The Twist and Treat is a good one to start with. Simply untwist the dog toy, put kibble inside, then twist the cover back on. At first, do not twist the cover on too tightly. In this way, our dog gets rewarded well for playing with the toy. Once he gains some experience, we can start tightening the lid more.
CAUTION: My Shiba Inu was able to tear off chunks from this toy when it was left with him unsupervised. Luckily, he just likes shredding and does not eat the shredded bits. It is best to take this toy away, once our dog is done with getting all the kibble out.
The Squirrel Dude is another fun dog toy that we can fill with kibble or other treats. If our dog has trouble getting the food out, we can cut off some of the rubber tabs at the bottom of the toy.
I have a full 4 tabbed Squirrel Dude, which I fill with little pieces of kibble.

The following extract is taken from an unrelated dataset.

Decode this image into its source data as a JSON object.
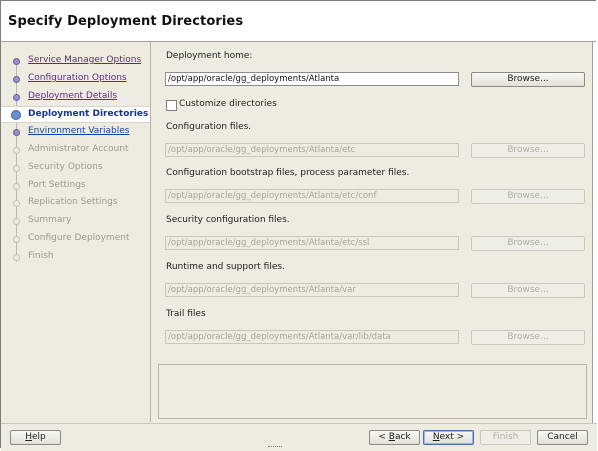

I also have a 3 tabbed Squirrel Dude that I fill with kibble and some larger, higher priority treats, e.g. freeze dried liver treats.
The most interesting one in the group is the Tug-a-Jug . I think it is hardest to get food out of this toy, so my Shiba Inu will only work on it when he is bored or really hungry, and does not have access to other food toys. My Siberian Husky, however, seems to really enjoy this one.
Initially, I unscrew the cover from the bottom of the jug, and fill it up with a good amount of kibble (over half full). This ensures that my dog is amply rewarded for playing with the toy. After he gains some experience, I slowly reduce the amount of kibble in the jug. It is difficult to get the last bits of kibble out, so I add more before the jug becomes too empty.
4. Buster Cube
In the beginning, I put the Buster Cube setting to maximum, so that my dog will be motivated to play with it. As my dog learns how the toy works, I slowly decrease the cube setting to make it more challenging.
When filling the cube, make sure all the kibble goes into the holes around the central column. Otherwise, the kibble will just collect at the bottom of the column. Then, when the Cube gets rolled, all the collected kibble will come out at once.
The Buster Cube does not work well on slippery, hard, surfaces (e.g. tile floors, wooden floors), because it will only slide on the floor, rather than roll. As a result, no food will come out. I use the Cube on carpeted surfaces and the backyard.
5. Rhino Stuff & Chew
This nice rubber chew ball has chambers all around, that we may fill with food. It is most effective to use wet food, such as sardines, or boiled chicken. Sardines work really well with my Shiba, and he is extremely motivated to get it all out.
I normally give him one of these at night, for going into his crate. I also give him a Greenie to help clean his teeth.
6. Nylabone Crazy Ball
The Nylabone Crazy Ball has a ball within a ball. It is easy to fill with dry dog treats, and the design is such that the food does not come out too quickly.
The Crazy Ball comes with a small box of treats that are properly sized for the toy, but they are no longer sold separately. As an alternative, I fill the Crazy Ball with other brands of dog biscuits. I break the treats into two or three appropriately sized pieces, and they work pretty well with the toy.
One issue with this food ball, is that it is made of hard plastic and can be rather noisy, especially on hard wooden floors. You may want to stay away from this one if you live in an apartment, and have neighbors downstairs.
7. Omega Paw Tricky Treat Ball
The Omega Treat Ball is a great kibble ball. It is easy to fill with kibble, and the ball only releases a few pieces of food at a time. As a result, this toy engages my Shiba for a good amount of time.